I’m not the superstitious type. But no sooner had I finished reading an enchanting article on witch hazel when my beekeeping buddy, avid roof-top gardener and ace cat photographer, Nikki Vane, tweeted an image of her own livid-red witch hazel, seemingly spidering across a canvas of paving-stones. A mere happenstance, of course.
But enough to put a bee in my bonnet. So I set out to discover a little more about this eerily-named shrub. Witch hazel is a leggy, deciduous plant with 5 distinct varieties (3 U.S., 1 Chinese, 1 Japanese). Its hermaphrodite flowers materialise in winter for the delight and delectation of early foraging bees. And although its name summons up visions of cackling pointy-hats waving magic wands, a simple wiki-search unearths the banal linguistic root of “witch“. Which is “wiche” (#spellcheck). “Wiche” meant “pliable” and referenced the use of the witch hazel’s bendy forked twigs as dowsing rods. Folklore has it that the early American settlers noted that this new-world shrub shared these properties with the home-spun hazel. By a happy hex, language rendered “wiche hazel” as an amalgam of these two.
Witch hazel’s most common manifestation in this country is on rootstock from the hardy Hamamelis virginiana, native to the northestern United States. This variety was introduced into English gardens in the 1730s by Peter Collinson, who maintained a botanist’s garden at Ridgeway House, Mill Hill. By an otherworldly coincidence, Ridgeway is now part of Mill Hill School. I know it well. It is my old school.
Now, had I been paying attention to the botanic traditions of Collison and Buckland at Mill Hill, or indeed to OJ Wait’s Greek class, I might perhaps have been aware that the formal classification of witch hazel, Hamamelis, means “together with fruit”.

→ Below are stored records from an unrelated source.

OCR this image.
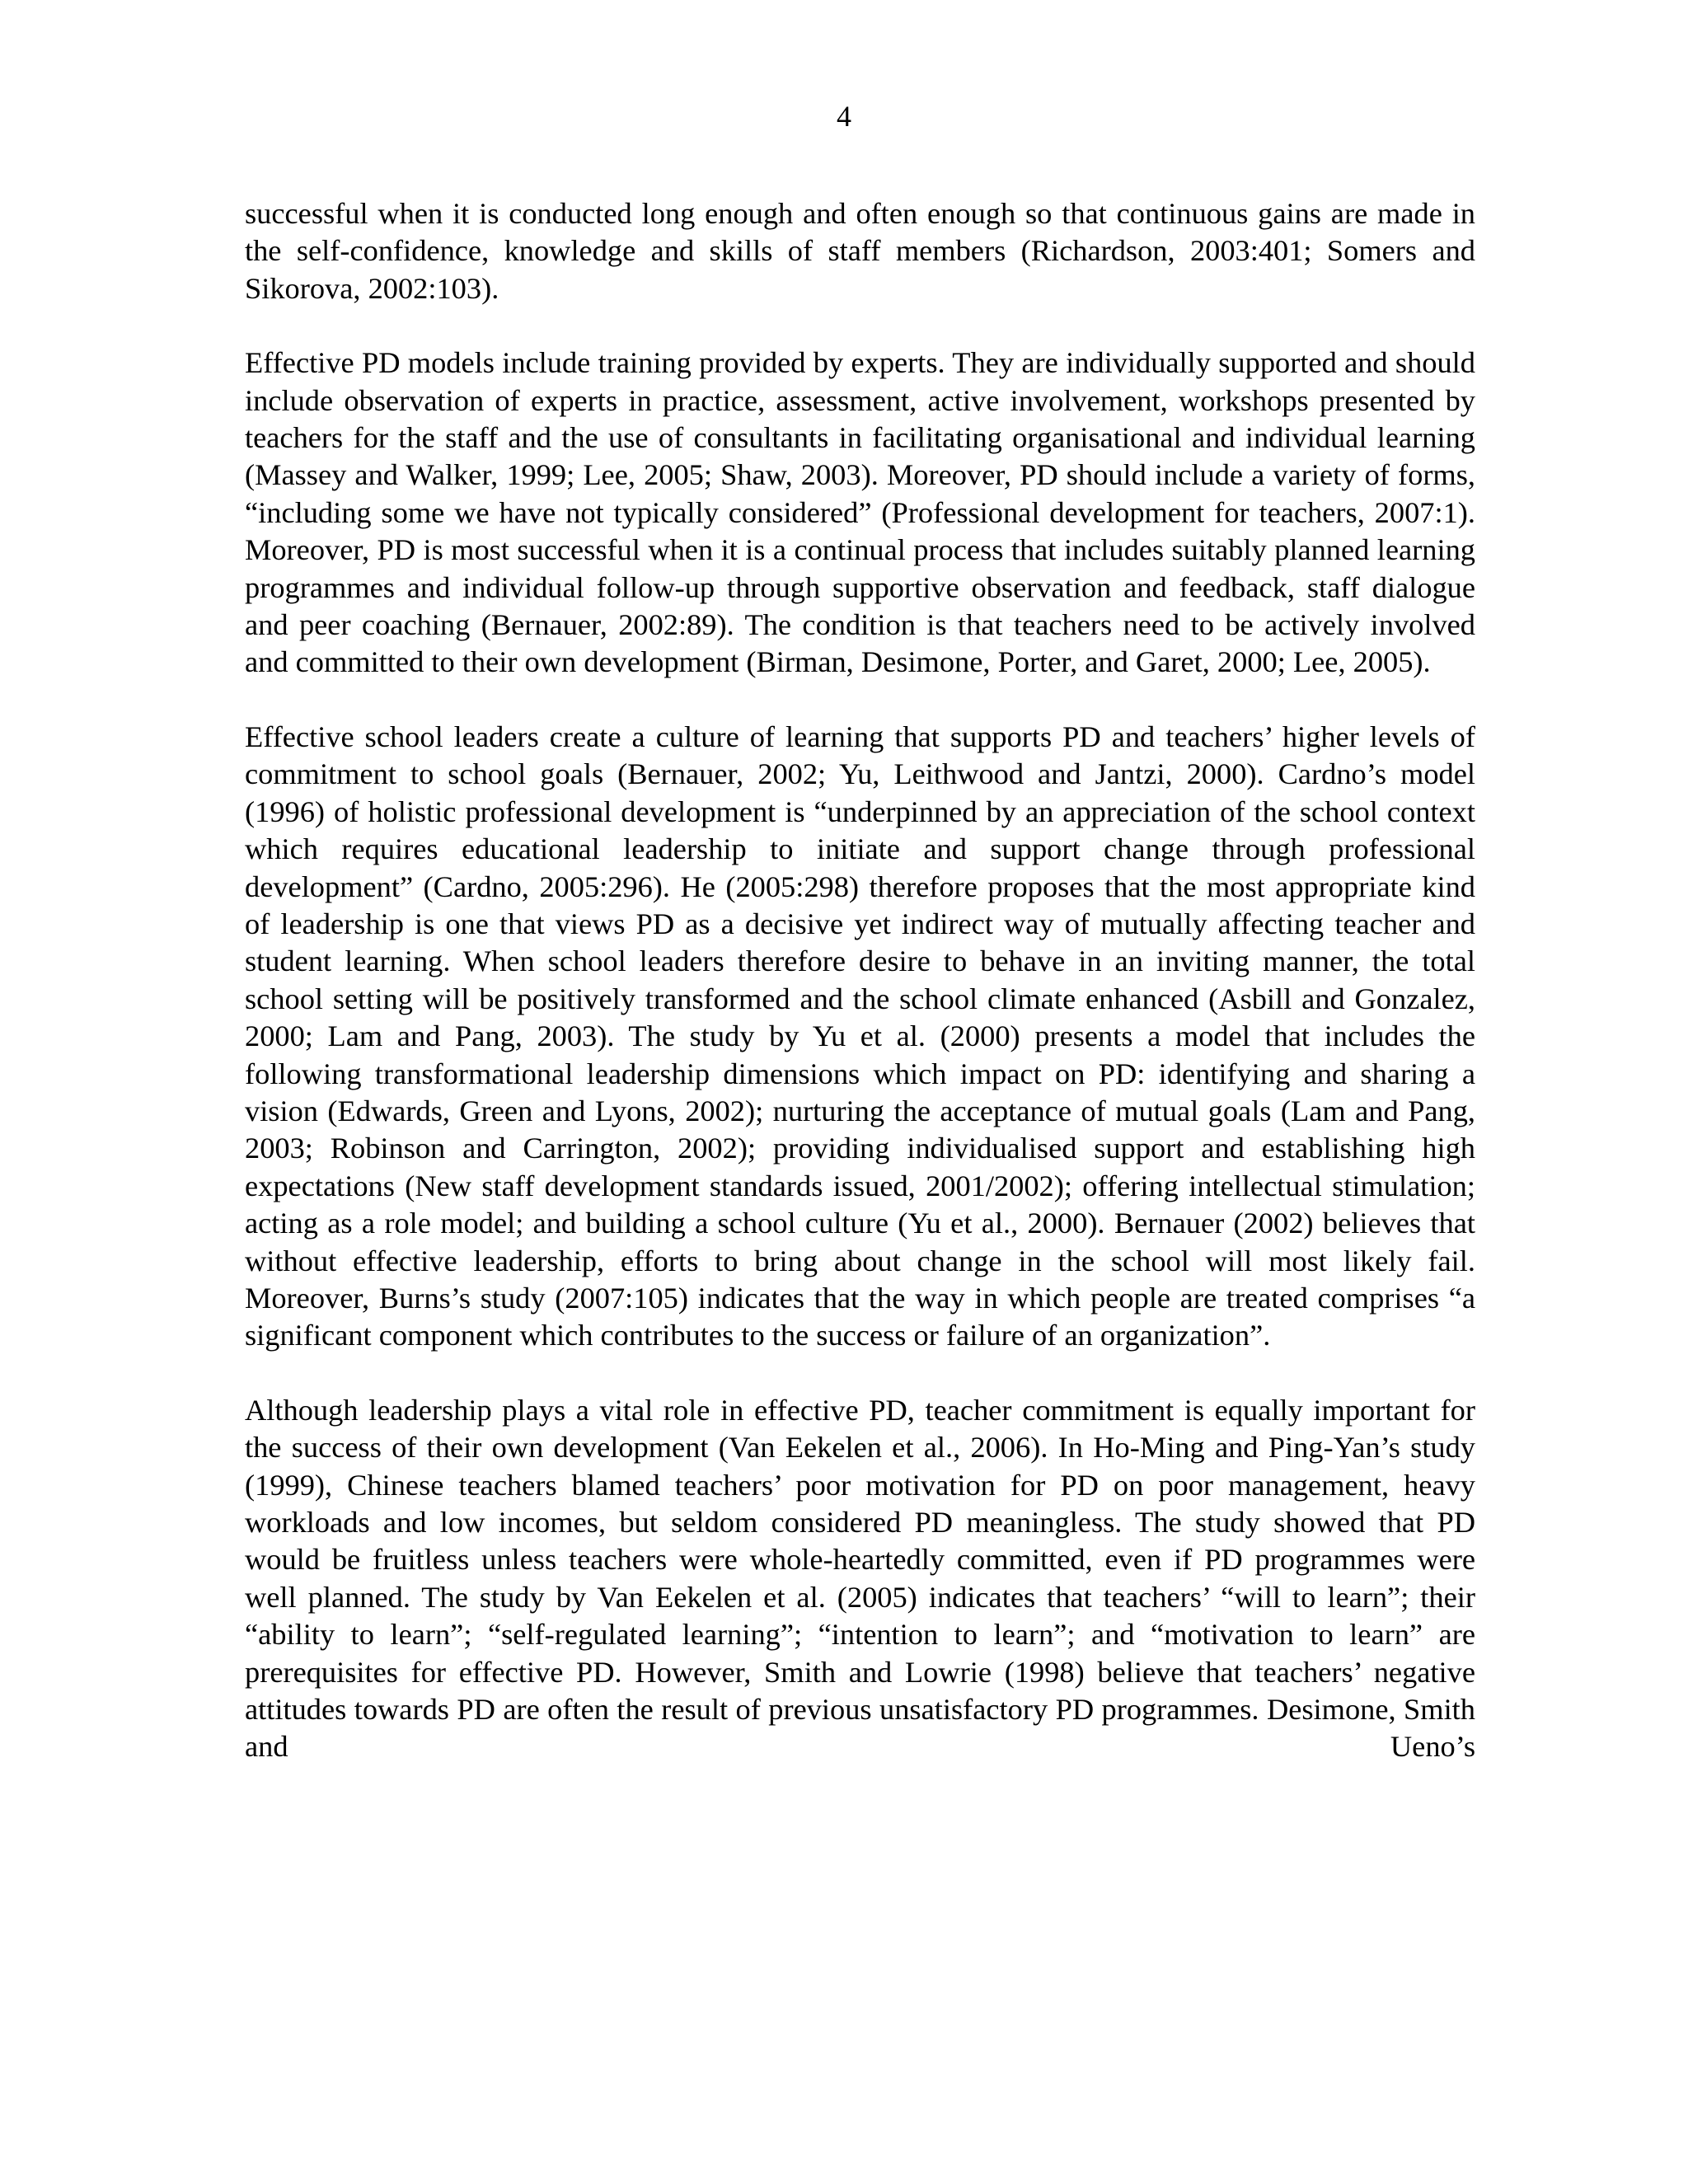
4

successful when it is conducted long enough and often enough so that continuous gains are made in the self-confidence, knowledge and skills of staff members (Richardson, 2003:401; Somers and Sikorova, 2002:103).

Effective PD models include training provided by experts. They are individually supported and should include observation of experts in practice, assessment, active involvement, workshops presented by teachers for the staff and the use of consultants in facilitating organisational and individual learning (Massey and Walker, 1999; Lee, 2005; Shaw, 2003). Moreover, PD should include a variety of forms, “including some we have not typically considered” (Professional development for teachers, 2007:1). Moreover, PD is most successful when it is a continual process that includes suitably planned learning programmes and individual follow-up through supportive observation and feedback, staff dialogue and peer coaching (Bernauer, 2002:89). The condition is that teachers need to be actively involved and committed to their own development (Birman, Desimone, Porter, and Garet, 2000; Lee, 2005).

Effective school leaders create a culture of learning that supports PD and teachers’ higher levels of commitment to school goals (Bernauer, 2002; Yu, Leithwood and Jantzi, 2000). Cardno’s model (1996) of holistic professional development is “underpinned by an appreciation of the school context which requires educational leadership to initiate and support change through professional development” (Cardno, 2005:296). He (2005:298) therefore proposes that the most appropriate kind of leadership is one that views PD as a decisive yet indirect way of mutually affecting teacher and student learning. When school leaders therefore desire to behave in an inviting manner, the total school setting will be positively transformed and the school climate enhanced (Asbill and Gonzalez, 2000; Lam and Pang, 2003). The study by Yu et al. (2000) presents a model that includes the following transformational leadership dimensions which impact on PD: identifying and sharing a vision (Edwards, Green and Lyons, 2002); nurturing the acceptance of mutual goals (Lam and Pang, 2003; Robinson and Carrington, 2002); providing individualised support and establishing high expectations (New staff development standards issued, 2001/2002); offering intellectual stimulation; acting as a role model; and building a school culture (Yu et al., 2000). Bernauer (2002) believes that without effective leadership, efforts to bring about change in the school will most likely fail. Moreover, Burns’s study (2007:105) indicates that the way in which people are treated comprises “a significant component which contributes to the success or failure of an organization”.

Although leadership plays a vital role in effective PD, teacher commitment is equally important for the success of their own development (Van Eekelen et al., 2006). In Ho-Ming and Ping-Yan’s study (1999), Chinese teachers blamed teachers’ poor motivation for PD on poor management, heavy workloads and low incomes, but seldom considered PD meaningless. The study showed that PD would be fruitless unless teachers were whole-heartedly committed, even if PD programmes were well planned. The study by Van Eekelen et al. (2005) indicates that teachers’ “will to learn”; their “ability to learn”; “self-regulated learning”; “intention to learn”; and “motivation to learn” are prerequisites for effective PD. However, Smith and Lowrie (1998) believe that teachers’ negative attitudes towards PD are often the result of previous unsatisfactory PD programmes. Desimone, Smith and Ueno’s
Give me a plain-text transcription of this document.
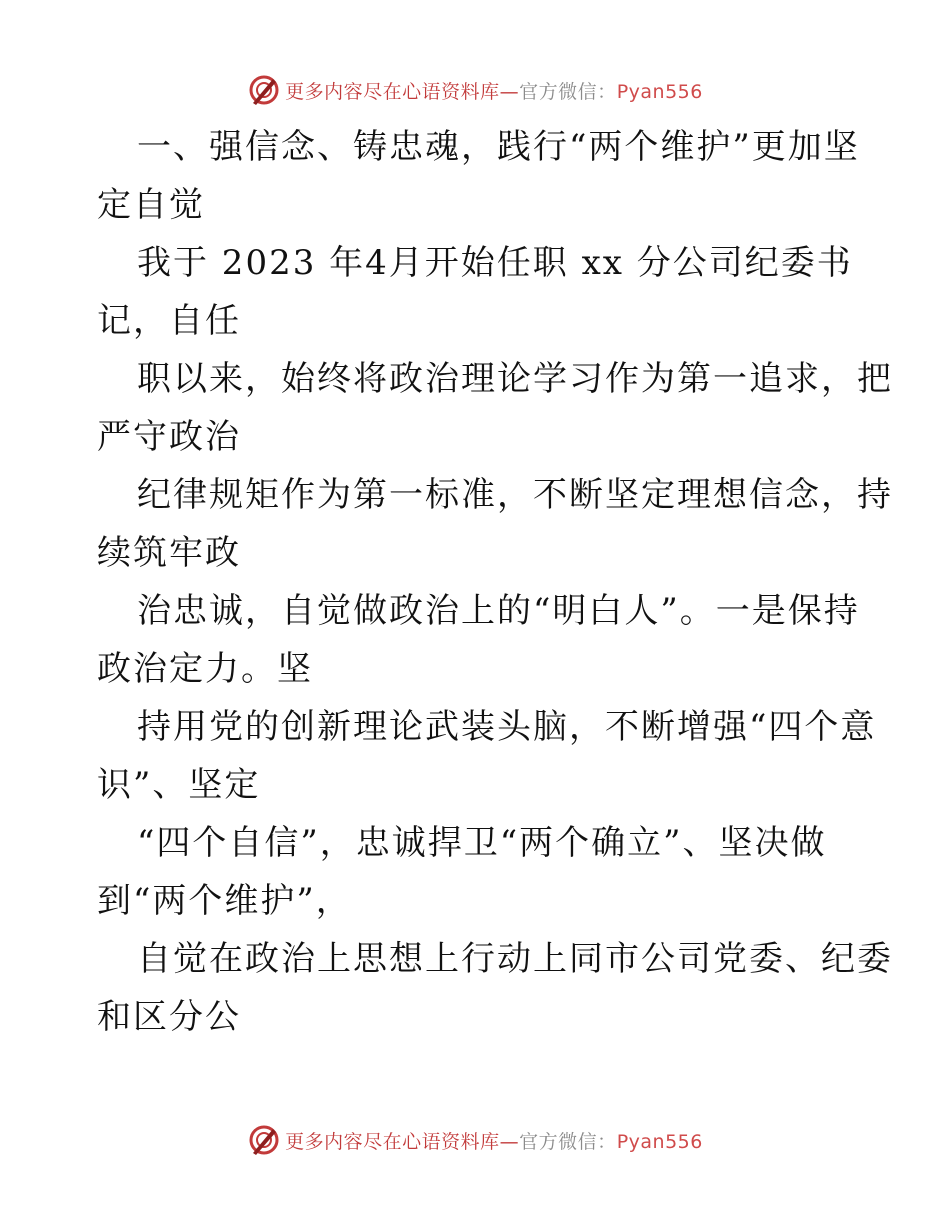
更多内容尽在心语资料库—官方微信：Pyan556
一、强信念、铸忠魂，践行“两个维护”更加坚
定自觉
我于 2023 年4月开始任职 xx 分公司纪委书
记，自任
职以来，始终将政治理论学习作为第一追求，把
严守政治
纪律规矩作为第一标准，不断坚定理想信念，持
续筑牢政
治忠诚，自觉做政治上的“明白人”。一是保持
政治定力。坚
持用党的创新理论武装头脑，不断增强“四个意
识”、坚定
“四个自信”，忠诚捍卫“两个确立”、坚决做
到“两个维护”，
自觉在政治上思想上行动上同市公司党委、纪委
和区分公
更多内容尽在心语资料库—官方微信：Pyan556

However, to my mind, “together with fruit” sounds more like the strap-line of the dating agency which introduced Adam to Eve. But in reality it describes a little hocus-pocus which sets the witch hazel apart from other shrubs. Unlike other plants, the witch hazel juggles flowers and fruit at the same time. Since its fruits take a whole year to ripen, last year’s setting seed pods rub shoulders with the newly-hatched flowers.
And there’s a final flourish in the witch hazel’s repertoire: as the seed-case withers, it contracts and squeezes the pips. Suddenly, the pod cannonballs a pair of glossy back seeds up to 10 feet away. In my book, that’s a pretty extrovert party-trick for shrubbery!
For an encore, witch hazel’s smooth grey bark and its leaves can be boiled down (I’m guessing that a cauldron is optional) to an astringent, anti-oxidant balm. Spare a round of applause for the indigenous alchemy of the Mohicans, who spirited up this concoction as a medicine for insect bites, skin irritations, headaches, sore muscles and bruises. But, with its name up in lights, the star of the show is the hermaphrodite, colour-bright, fragrant, vagrant, winter-flowering, water-divining, medicating, detonating witch-hazel.
Which takes us back to where we started: that article on witch hazel. I hope that you, too, will be enchanted by this mystical and starkly beautiful shrub. Take a bow, witch hazel.